James M. McPherson
University of North Carolina Press, 2012, 278 pp. , $35.00
Image courtesy of amazon.com
There is no argument that the naval contributions to the American Civil War are largely ignored in the realm of Civil War academia. The few volumes which contribute to these discussions are often times narrowly focused and tend to feel constrained by their own subject matter. In James M. McPherson’s War on the Waters, that feeling is overcome by the complete treatment which the author gives his subject. In this one book, McPherson gives us a look into the world of both the Union and Confederate Navies which stands as work which fills in the gaps of many Civil War libraries.
James M. McPherson needs no introduction. He is the author of the great one volume work on the American Civil War Battle Cry of Freedom. He has also authored many other works including Tried by War, The Mighty Scourge, and What They Fought For, 1861-1865. He is the George Henry Davis ’86 Professor of History Emeritus at Princeton University and is one of the most respected names in the annals of Civil War academia. He is also the winner of the Pulitzer Prize and two Lincoln Prizes. This work, War on the Waters, is also part of the Littlefield History of the Civil War series being printed by the University of North Carolina Press.
There are a lot of things which I can say about this book, but one of the most important things which stood out to me as a reader was the even temperedness of the work.
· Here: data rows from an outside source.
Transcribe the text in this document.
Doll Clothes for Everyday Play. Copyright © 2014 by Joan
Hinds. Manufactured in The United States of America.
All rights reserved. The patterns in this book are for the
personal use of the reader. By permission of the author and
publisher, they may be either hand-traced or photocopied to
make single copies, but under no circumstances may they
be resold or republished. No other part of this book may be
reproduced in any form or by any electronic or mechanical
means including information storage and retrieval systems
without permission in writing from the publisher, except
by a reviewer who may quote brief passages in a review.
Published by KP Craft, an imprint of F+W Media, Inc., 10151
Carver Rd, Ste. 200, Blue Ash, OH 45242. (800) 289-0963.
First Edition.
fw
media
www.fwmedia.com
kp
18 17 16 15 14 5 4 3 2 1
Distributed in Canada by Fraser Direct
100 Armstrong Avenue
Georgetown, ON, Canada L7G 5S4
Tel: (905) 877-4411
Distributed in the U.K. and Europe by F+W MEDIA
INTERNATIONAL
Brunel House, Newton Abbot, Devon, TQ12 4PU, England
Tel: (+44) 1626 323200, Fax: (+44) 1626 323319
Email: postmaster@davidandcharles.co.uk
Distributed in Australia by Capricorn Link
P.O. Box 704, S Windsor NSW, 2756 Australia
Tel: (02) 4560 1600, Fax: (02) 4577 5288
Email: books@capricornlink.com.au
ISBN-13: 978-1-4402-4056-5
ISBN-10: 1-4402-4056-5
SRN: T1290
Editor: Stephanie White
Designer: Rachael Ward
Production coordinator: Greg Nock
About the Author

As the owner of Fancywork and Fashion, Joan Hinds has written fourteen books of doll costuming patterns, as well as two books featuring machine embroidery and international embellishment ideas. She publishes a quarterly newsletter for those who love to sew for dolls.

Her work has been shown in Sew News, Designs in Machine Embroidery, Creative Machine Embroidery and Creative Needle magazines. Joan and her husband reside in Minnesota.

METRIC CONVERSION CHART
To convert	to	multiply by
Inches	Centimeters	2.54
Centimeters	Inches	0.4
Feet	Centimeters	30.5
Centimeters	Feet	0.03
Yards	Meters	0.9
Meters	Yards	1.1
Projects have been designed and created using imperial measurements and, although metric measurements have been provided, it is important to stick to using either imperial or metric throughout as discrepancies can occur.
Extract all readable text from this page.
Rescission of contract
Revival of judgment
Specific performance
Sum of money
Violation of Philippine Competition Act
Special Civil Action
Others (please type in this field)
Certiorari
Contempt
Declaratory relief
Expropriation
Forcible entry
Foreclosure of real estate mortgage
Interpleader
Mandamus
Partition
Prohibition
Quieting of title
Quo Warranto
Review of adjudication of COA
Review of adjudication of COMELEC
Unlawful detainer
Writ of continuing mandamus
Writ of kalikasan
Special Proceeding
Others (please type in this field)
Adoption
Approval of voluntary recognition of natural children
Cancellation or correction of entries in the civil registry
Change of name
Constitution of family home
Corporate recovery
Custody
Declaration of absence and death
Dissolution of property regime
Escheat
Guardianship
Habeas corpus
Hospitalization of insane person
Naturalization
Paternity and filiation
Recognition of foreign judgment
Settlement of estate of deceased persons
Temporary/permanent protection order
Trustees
McPherson gives us a look into both the Union and Confederate Navies and explains their organizations and the government involvement in the departments. He gives a full blown narrative on the very thing Civil War students and readers have been asking for. Instead of bogging down the narrative with chapters on the minutia, he uses the events of the war to bring out the details which are so very important to a work such as this. Because of this, the narrative flows quite smoothly and he brings about the charm and reality in this work as he did with his ever popular Battle Cry of Freedom. Throughout the text, there are a great many maps and photographs which are placed to aid the reader and they are a welcome addition. These elements not only bring about a book which is accessible for Civil War students, it is a book which is accessible to the entire genre and should be welcomed as an addition to Battle Cry of Freedom.
I highly recommend this book to everyone interested in the American Civil War. Mr. McPherson has outdone himself this time by bringing this often overlooked subject into a more cohesive narrative. I feel as though the work and research placed in this book is top notch and should be used as an example for the ages to come. Most importantly, this book adds a great deal of depth to any library. Mr. McPherson should be praised for the work he has done here in his already exceptional career in Civil War writing.